Thanks to Weng Fai Hoh at LAiV Audio for providing us with a review sample of Crescendo Verse. We have no affiliation with LAiV other than a professional relationship, and all opinions expressed here are entirely our own.
Introduction
LAiV (pronounced like the word it’s named after — “live”) was founded in 2023 with an agenda that sounds simple on paper: make audio equipment that sounds like the real thing. The company’s founder, Weng Fai Hoh, came from industrial automation, brought in a team with decades of hi-fi experience between them, and set about building products that would be taken seriously. Not eventually, immediately.
When I asked Weng Fai what that actually meant in practice, his answer was quite specific:
“We set out to infuse industrial design principles into audio, marrying form and function. We are passionate listeners who tune by ear, paying close attention to the subtle nuances of sound signatures across instruments, from percussion to string ensembles and beyond.”
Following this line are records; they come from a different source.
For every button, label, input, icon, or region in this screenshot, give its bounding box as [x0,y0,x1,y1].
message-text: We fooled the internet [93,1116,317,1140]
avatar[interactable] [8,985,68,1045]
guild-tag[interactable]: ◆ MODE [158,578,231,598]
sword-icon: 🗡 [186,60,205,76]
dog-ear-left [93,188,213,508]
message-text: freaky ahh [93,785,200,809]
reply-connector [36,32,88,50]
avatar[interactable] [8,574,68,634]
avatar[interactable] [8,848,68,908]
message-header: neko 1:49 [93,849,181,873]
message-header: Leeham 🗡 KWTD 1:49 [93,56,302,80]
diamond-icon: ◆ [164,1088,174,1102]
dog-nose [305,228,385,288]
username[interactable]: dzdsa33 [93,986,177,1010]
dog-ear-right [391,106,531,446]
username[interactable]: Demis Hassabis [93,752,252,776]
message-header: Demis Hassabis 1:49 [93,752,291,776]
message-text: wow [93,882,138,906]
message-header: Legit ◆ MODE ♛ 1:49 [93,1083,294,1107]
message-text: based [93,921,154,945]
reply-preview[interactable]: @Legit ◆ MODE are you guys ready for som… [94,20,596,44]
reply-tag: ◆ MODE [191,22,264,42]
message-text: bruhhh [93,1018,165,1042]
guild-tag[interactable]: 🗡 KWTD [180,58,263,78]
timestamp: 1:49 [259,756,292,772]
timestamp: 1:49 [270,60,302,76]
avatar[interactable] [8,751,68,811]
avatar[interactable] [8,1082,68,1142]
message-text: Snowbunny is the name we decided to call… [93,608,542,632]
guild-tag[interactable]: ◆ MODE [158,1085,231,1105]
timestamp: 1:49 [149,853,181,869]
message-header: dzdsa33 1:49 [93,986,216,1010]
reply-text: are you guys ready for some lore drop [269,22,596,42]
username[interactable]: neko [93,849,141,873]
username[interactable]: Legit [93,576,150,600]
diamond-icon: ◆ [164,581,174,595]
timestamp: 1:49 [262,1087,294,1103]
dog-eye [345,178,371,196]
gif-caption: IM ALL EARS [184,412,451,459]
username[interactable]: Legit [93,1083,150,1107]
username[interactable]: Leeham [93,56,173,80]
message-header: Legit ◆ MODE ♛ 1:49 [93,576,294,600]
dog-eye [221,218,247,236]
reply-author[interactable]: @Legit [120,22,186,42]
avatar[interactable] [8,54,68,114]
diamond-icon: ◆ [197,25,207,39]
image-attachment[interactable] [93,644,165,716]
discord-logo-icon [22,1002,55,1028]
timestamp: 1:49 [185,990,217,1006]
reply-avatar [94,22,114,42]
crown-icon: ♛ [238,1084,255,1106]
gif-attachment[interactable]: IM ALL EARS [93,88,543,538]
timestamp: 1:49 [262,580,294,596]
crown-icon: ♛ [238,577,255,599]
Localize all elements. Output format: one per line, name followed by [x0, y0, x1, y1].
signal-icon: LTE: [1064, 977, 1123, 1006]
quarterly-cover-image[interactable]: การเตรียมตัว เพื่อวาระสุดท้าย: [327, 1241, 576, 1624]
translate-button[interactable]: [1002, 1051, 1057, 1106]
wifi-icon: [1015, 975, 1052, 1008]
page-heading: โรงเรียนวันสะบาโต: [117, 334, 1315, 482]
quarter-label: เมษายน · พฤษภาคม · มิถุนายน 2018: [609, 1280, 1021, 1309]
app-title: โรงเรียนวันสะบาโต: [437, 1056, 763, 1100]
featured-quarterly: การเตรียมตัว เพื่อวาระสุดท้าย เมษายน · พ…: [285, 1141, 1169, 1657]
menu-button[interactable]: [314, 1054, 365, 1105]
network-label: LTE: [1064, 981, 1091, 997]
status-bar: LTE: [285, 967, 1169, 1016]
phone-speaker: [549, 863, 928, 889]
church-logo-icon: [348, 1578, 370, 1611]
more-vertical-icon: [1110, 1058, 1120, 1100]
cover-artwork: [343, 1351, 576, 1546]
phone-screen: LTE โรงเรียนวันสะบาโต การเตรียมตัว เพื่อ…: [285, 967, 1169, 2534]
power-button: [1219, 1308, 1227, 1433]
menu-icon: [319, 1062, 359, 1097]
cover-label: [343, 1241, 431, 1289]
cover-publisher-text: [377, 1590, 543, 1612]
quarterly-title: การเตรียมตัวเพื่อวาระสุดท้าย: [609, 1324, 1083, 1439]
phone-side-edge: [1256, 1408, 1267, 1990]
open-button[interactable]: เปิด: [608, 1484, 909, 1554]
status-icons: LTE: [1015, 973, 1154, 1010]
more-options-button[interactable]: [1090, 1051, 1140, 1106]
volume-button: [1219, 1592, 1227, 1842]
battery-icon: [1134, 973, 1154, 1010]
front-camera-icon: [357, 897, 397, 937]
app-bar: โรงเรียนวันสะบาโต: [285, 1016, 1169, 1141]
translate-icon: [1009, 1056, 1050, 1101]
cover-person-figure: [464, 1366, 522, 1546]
Well, they pulled it off. LAiV’s debut, Harmony DAC, arrived as a fully discrete R2R ladder design in a beautifully machined aluminium enclosure, and it landed hard enough to earn widespread industry acclaim. That’s not a soft landing for a new brand.
The GaNM monoblock amplifiers followed, using gallium nitride transistors, a topology still rare enough to raise eyebrows in a good way. Then came the Harmony preamp, the compact µDAC, and the µDDC reclocking unit. By 2025, LAiV’s Harmony HP2A headphone amplifier had walked away with numerous awards of its own.
Not bad for a brand that still hadn’t celebrated its second birthday.
The Harmony range, though, has always carried Harmony prices — and the µDAC at around $1,100 and the flagship Harmony DAC at over $2,700 (and soon to be priced over $3,000) are not what you’d call approachable entry points. LAiV knew this. Which is why the Crescendo range exists, and why Crescendo Verse — the first product in that range — lands at $849 with a proposition that makes you do a small double-take when you read the spec sheet.

Here, Weng Fai’s framing is worth quoting directly, because it pushes back on a lazy assumption:
“The Crescendo line takes the same design philosophy and engineering expertise from our Harmony series and makes it accessible to more people. It is not a budget line. It is about delivering maximum musical performance per dollar.”
Verse isn’t a stripped-back, cost-cut, budget-flavoured approximation of what LAiV does. It’s a fully discrete R2R DAC, a buffered Class A analogue preamp with variable output, and a fully discrete Class A headphone amplifier, all in one compact chassis. This is a carefully scaled product, not a compromised one.
The sceptic in you raises an eyebrow. Fair enough, let’s put it to the test.